Pep Guardiola is always at pains to claim player recruitment and contracts are the preserve of his great friend and Manchester City’s director of football Txiki Begiristain.
“Ask Txiki,” or a variant thereof is generally snapped back at any press conference enquiry concerning a new but yet-to-be-confirmed arrival.
Of course, no player will come into Premier League champions’ carefully cultivated first-team environment with Guardiola’s say-so, and the youngster expected to be his next attacking singing comes with a pedigree to delight the City boss.
"What Gallardo has done with River is incredible," Guardiola told TNT Sports in 2019, discussing Marcelo Gallardo’s stunning tenure in charge of Boca Juniors giants River Plate.
"Some things are inexplicable. Every year three coaches are named as the best in the world, and he's never among them. I can't understand it. It's as if there's nothing else in the world apart from Europe."
Gallardo was appointed in 2014 and his trophy haul at River now stands at 14 after Manchester City-bound forward Julian Alvarez starred as top scorer in the 2021 Primera Division triumph.
“In recent River history, Gallardo is a before and after, a turning point,” Dan Edwards, who covers Argentinian and South American football for Goal.com, told City Is Ours.
“Before Gallardo came in they were really a club on the downslope. They’d been relegated for the first time in their history and clawed their way back up. They were rebuilding.
“They’d won the league again before he took over but they were a team without an identity, stacked up with mediocre players really not making much of a difference.
“Gallardo understands what River’s about. They’ve always been a team who want to play on the front foot, attacking, in possession.”
Club great Enzo Francescolli has been a wonderful ally to Gallardo - the Begiristain to his Guardiola as a shrewd technical director.
Senior and youth players have been recruited in line with Gallardo’s signature style of high-pressing, high tempo football that features frequent exchanges of positions between players and in-game tweaks to the formation.
In case you hadn’t already worked this one out, Guardiola and Gallardo share a mutual admiration of Marcelo Bielsa.
“River press harder than anyone in Argentine football, River run harder than anyone in Argentine football, they have more shots, they score more goals,” Edwards explained.
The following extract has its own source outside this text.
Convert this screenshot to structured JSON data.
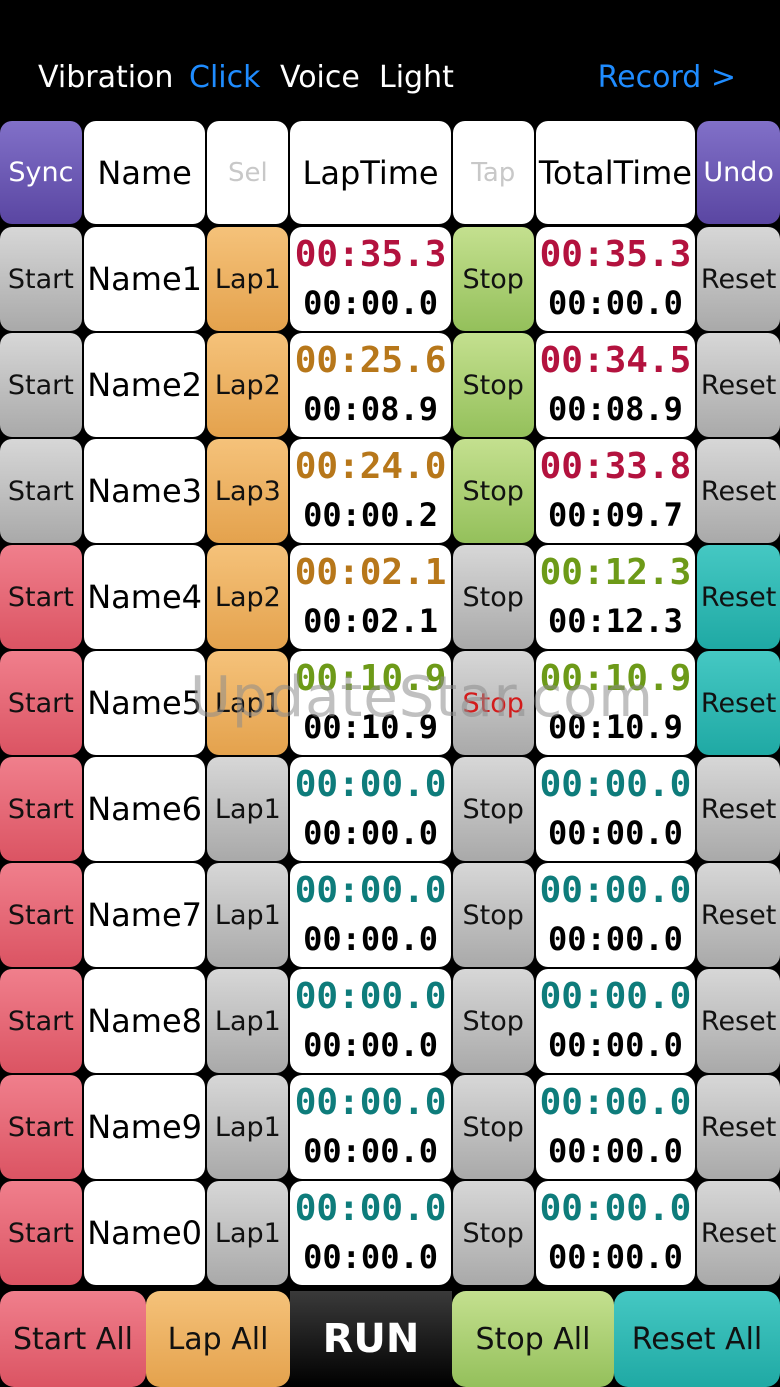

“He’s won over the neutrals. Personally, I don't have any sort of allegiance with River but I can say it’s one of the games you look at on the fixture list every weekend and say that’s going to be worth a watch.”
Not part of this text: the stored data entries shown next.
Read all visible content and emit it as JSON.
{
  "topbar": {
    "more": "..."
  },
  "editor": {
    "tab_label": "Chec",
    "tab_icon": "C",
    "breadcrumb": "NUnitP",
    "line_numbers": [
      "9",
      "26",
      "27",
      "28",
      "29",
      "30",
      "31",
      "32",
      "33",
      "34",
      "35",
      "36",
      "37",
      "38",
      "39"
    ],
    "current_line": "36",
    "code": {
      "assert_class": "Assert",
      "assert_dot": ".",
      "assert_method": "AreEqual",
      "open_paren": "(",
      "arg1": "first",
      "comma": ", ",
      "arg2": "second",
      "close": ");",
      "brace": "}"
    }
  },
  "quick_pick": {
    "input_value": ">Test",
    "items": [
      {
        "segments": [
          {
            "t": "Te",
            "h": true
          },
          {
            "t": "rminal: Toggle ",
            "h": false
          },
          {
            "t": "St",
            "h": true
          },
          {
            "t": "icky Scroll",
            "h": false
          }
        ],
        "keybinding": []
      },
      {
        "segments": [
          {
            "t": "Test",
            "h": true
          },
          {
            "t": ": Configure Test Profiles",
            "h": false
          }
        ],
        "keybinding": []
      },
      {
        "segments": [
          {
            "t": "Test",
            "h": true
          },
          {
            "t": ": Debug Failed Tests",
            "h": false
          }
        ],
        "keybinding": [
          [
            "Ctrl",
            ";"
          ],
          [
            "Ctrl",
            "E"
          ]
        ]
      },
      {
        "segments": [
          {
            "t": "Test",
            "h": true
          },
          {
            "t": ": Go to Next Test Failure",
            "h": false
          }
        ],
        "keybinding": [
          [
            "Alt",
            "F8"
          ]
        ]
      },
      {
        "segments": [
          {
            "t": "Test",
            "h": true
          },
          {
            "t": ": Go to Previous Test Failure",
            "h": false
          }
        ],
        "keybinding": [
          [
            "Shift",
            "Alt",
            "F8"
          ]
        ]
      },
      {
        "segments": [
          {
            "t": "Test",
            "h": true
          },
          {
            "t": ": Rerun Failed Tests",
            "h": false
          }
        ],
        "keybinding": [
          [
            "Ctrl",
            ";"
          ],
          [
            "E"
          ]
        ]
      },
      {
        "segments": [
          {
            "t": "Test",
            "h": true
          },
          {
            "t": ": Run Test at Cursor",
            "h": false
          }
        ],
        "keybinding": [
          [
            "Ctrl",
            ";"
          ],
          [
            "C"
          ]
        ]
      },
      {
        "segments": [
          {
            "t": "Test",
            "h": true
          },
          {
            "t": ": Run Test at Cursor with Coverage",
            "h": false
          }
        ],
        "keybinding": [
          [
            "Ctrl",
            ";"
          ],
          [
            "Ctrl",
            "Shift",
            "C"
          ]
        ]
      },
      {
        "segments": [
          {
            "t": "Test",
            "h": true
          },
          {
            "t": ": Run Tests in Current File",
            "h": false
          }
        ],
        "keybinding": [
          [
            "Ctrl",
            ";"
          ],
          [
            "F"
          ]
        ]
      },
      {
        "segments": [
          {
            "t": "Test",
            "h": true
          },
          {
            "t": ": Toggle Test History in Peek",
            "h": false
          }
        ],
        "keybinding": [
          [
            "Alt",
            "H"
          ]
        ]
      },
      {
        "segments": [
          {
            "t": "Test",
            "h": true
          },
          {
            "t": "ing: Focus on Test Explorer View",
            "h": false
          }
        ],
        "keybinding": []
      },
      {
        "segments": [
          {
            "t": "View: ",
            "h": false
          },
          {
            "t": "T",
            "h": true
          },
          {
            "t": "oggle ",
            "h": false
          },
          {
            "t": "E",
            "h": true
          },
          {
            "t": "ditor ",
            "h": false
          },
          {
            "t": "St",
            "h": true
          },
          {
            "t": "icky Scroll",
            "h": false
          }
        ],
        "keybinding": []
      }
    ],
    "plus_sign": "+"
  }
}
If Alvarez completes a move to City on a five-year contract over the coming days, he is expected to be loaned back to River until July this year - possibly later in the calendar if Gallardo’s men remain in contention for a third Copa Libertadores of his reign.
But the 21-year-old’s departure, when it comes, will not present a particularly new problem to the River boss, who has got used to persistently remodelling a team robbed of its star names on an annual basis - many of those like Alvarez who has plucked from the youth ranks
Gallardo’s own contract expires at the end of 2022 and questions linger over whether he will take his talents east for those poor blinkered souls who Guardiola feels are missing out.
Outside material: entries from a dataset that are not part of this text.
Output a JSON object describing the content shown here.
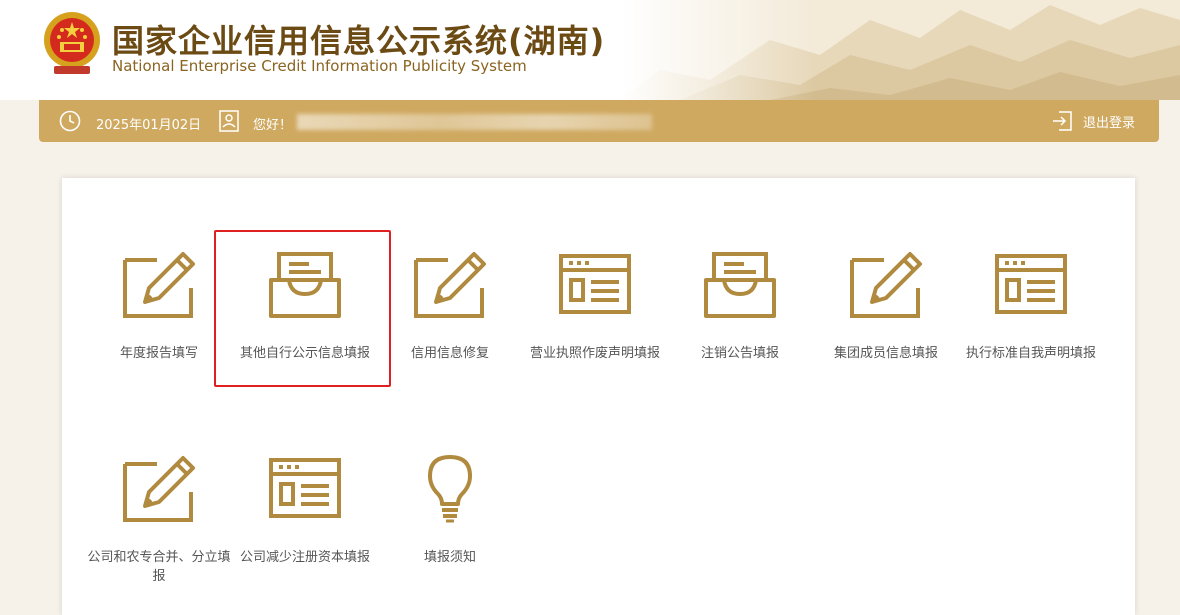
{
  "header": {
    "title_cn": "国家企业信用信息公示系统(湖南)",
    "title_en": "National Enterprise Credit Information Publicity System"
  },
  "topbar": {
    "date": "2025年01月02日",
    "greeting": "您好！",
    "logout_label": "退出登录"
  },
  "colors": {
    "accent": "#cfa960",
    "icon": "#b08a3e",
    "title": "#6b4a14",
    "highlight": "#e02020"
  },
  "tiles": [
    {
      "label": "年度报告填写",
      "icon": "edit-pencil-icon"
    },
    {
      "label": "其他自行公示信息填报",
      "icon": "inbox-tray-icon"
    },
    {
      "label": "信用信息修复",
      "icon": "edit-pencil-icon"
    },
    {
      "label": "营业执照作废声明填报",
      "icon": "document-card-icon"
    },
    {
      "label": "注销公告填报",
      "icon": "inbox-tray-icon"
    },
    {
      "label": "集团成员信息填报",
      "icon": "edit-pencil-icon"
    },
    {
      "label": "执行标准自我声明填报",
      "icon": "document-card-icon"
    },
    {
      "label": "公司和农专合并、分立填报",
      "icon": "edit-pencil-icon"
    },
    {
      "label": "公司减少注册资本填报",
      "icon": "document-card-icon"
    },
    {
      "label": "填报须知",
      "icon": "lightbulb-icon"
    }
  ]
}
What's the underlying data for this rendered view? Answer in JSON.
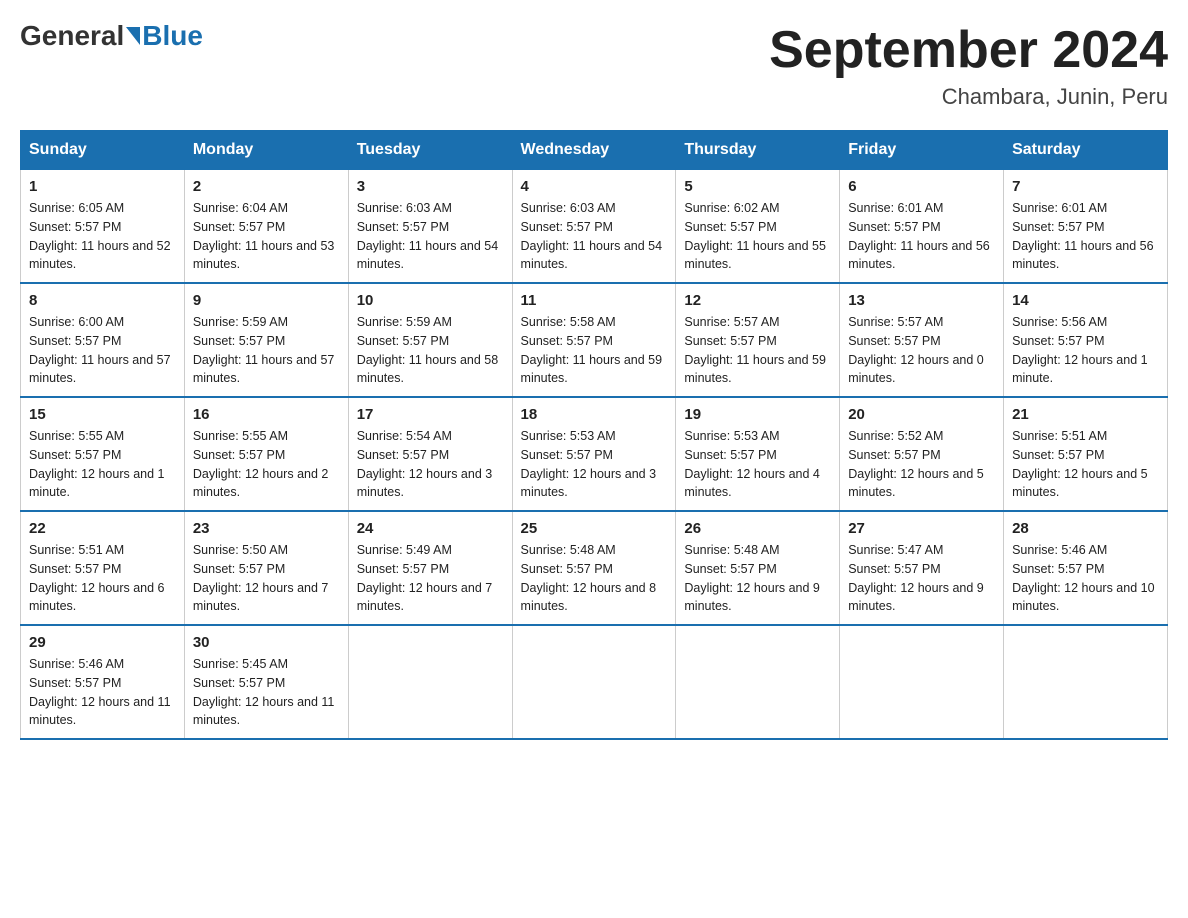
{
  "header": {
    "logo_general": "General",
    "logo_blue": "Blue",
    "title": "September 2024",
    "location": "Chambara, Junin, Peru"
  },
  "days_of_week": [
    "Sunday",
    "Monday",
    "Tuesday",
    "Wednesday",
    "Thursday",
    "Friday",
    "Saturday"
  ],
  "weeks": [
    [
      {
        "day": "1",
        "sunrise": "6:05 AM",
        "sunset": "5:57 PM",
        "daylight": "11 hours and 52 minutes."
      },
      {
        "day": "2",
        "sunrise": "6:04 AM",
        "sunset": "5:57 PM",
        "daylight": "11 hours and 53 minutes."
      },
      {
        "day": "3",
        "sunrise": "6:03 AM",
        "sunset": "5:57 PM",
        "daylight": "11 hours and 54 minutes."
      },
      {
        "day": "4",
        "sunrise": "6:03 AM",
        "sunset": "5:57 PM",
        "daylight": "11 hours and 54 minutes."
      },
      {
        "day": "5",
        "sunrise": "6:02 AM",
        "sunset": "5:57 PM",
        "daylight": "11 hours and 55 minutes."
      },
      {
        "day": "6",
        "sunrise": "6:01 AM",
        "sunset": "5:57 PM",
        "daylight": "11 hours and 56 minutes."
      },
      {
        "day": "7",
        "sunrise": "6:01 AM",
        "sunset": "5:57 PM",
        "daylight": "11 hours and 56 minutes."
      }
    ],
    [
      {
        "day": "8",
        "sunrise": "6:00 AM",
        "sunset": "5:57 PM",
        "daylight": "11 hours and 57 minutes."
      },
      {
        "day": "9",
        "sunrise": "5:59 AM",
        "sunset": "5:57 PM",
        "daylight": "11 hours and 57 minutes."
      },
      {
        "day": "10",
        "sunrise": "5:59 AM",
        "sunset": "5:57 PM",
        "daylight": "11 hours and 58 minutes."
      },
      {
        "day": "11",
        "sunrise": "5:58 AM",
        "sunset": "5:57 PM",
        "daylight": "11 hours and 59 minutes."
      },
      {
        "day": "12",
        "sunrise": "5:57 AM",
        "sunset": "5:57 PM",
        "daylight": "11 hours and 59 minutes."
      },
      {
        "day": "13",
        "sunrise": "5:57 AM",
        "sunset": "5:57 PM",
        "daylight": "12 hours and 0 minutes."
      },
      {
        "day": "14",
        "sunrise": "5:56 AM",
        "sunset": "5:57 PM",
        "daylight": "12 hours and 1 minute."
      }
    ],
    [
      {
        "day": "15",
        "sunrise": "5:55 AM",
        "sunset": "5:57 PM",
        "daylight": "12 hours and 1 minute."
      },
      {
        "day": "16",
        "sunrise": "5:55 AM",
        "sunset": "5:57 PM",
        "daylight": "12 hours and 2 minutes."
      },
      {
        "day": "17",
        "sunrise": "5:54 AM",
        "sunset": "5:57 PM",
        "daylight": "12 hours and 3 minutes."
      },
      {
        "day": "18",
        "sunrise": "5:53 AM",
        "sunset": "5:57 PM",
        "daylight": "12 hours and 3 minutes."
      },
      {
        "day": "19",
        "sunrise": "5:53 AM",
        "sunset": "5:57 PM",
        "daylight": "12 hours and 4 minutes."
      },
      {
        "day": "20",
        "sunrise": "5:52 AM",
        "sunset": "5:57 PM",
        "daylight": "12 hours and 5 minutes."
      },
      {
        "day": "21",
        "sunrise": "5:51 AM",
        "sunset": "5:57 PM",
        "daylight": "12 hours and 5 minutes."
      }
    ],
    [
      {
        "day": "22",
        "sunrise": "5:51 AM",
        "sunset": "5:57 PM",
        "daylight": "12 hours and 6 minutes."
      },
      {
        "day": "23",
        "sunrise": "5:50 AM",
        "sunset": "5:57 PM",
        "daylight": "12 hours and 7 minutes."
      },
      {
        "day": "24",
        "sunrise": "5:49 AM",
        "sunset": "5:57 PM",
        "daylight": "12 hours and 7 minutes."
      },
      {
        "day": "25",
        "sunrise": "5:48 AM",
        "sunset": "5:57 PM",
        "daylight": "12 hours and 8 minutes."
      },
      {
        "day": "26",
        "sunrise": "5:48 AM",
        "sunset": "5:57 PM",
        "daylight": "12 hours and 9 minutes."
      },
      {
        "day": "27",
        "sunrise": "5:47 AM",
        "sunset": "5:57 PM",
        "daylight": "12 hours and 9 minutes."
      },
      {
        "day": "28",
        "sunrise": "5:46 AM",
        "sunset": "5:57 PM",
        "daylight": "12 hours and 10 minutes."
      }
    ],
    [
      {
        "day": "29",
        "sunrise": "5:46 AM",
        "sunset": "5:57 PM",
        "daylight": "12 hours and 11 minutes."
      },
      {
        "day": "30",
        "sunrise": "5:45 AM",
        "sunset": "5:57 PM",
        "daylight": "12 hours and 11 minutes."
      },
      null,
      null,
      null,
      null,
      null
    ]
  ],
  "labels": {
    "sunrise_prefix": "Sunrise: ",
    "sunset_prefix": "Sunset: ",
    "daylight_prefix": "Daylight: "
  }
}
“We have this habit of thinking that when you’re doing well in South America, the next logical step is you’ve got to go to Europe - it’s built in to how you see football, even for those of us who cover South American football,” Edwards added.
“But with Gallardo extending his contract [last year]... I thought this might have been the year he’d take six months off and then see what happens in the northern hemisphere in the summer.
“It didn’t happen and perhaps Gallardo is happy at River. Maybe he might leave next December but I don’t know if he’s motivated to take a European job. It would be a dangerous assumption, considering how long he’s been at River to say the European job is the be-all and end-all. Perhaps it’s not.”
Even if Gallardo doesn’t end up following his latest protégé to Europe, City fans should be in no doubt that the lavishly gifted Alvarez has enjoyed a schooling that places him in-sync with Guardiola’s footballing vision.
When we look for reasons why Alvarez is likely to go straight from Argentina to the Premier League without any further loans in between, the man who has guided him from the dugout to this breakout point is pretty near the top of the list.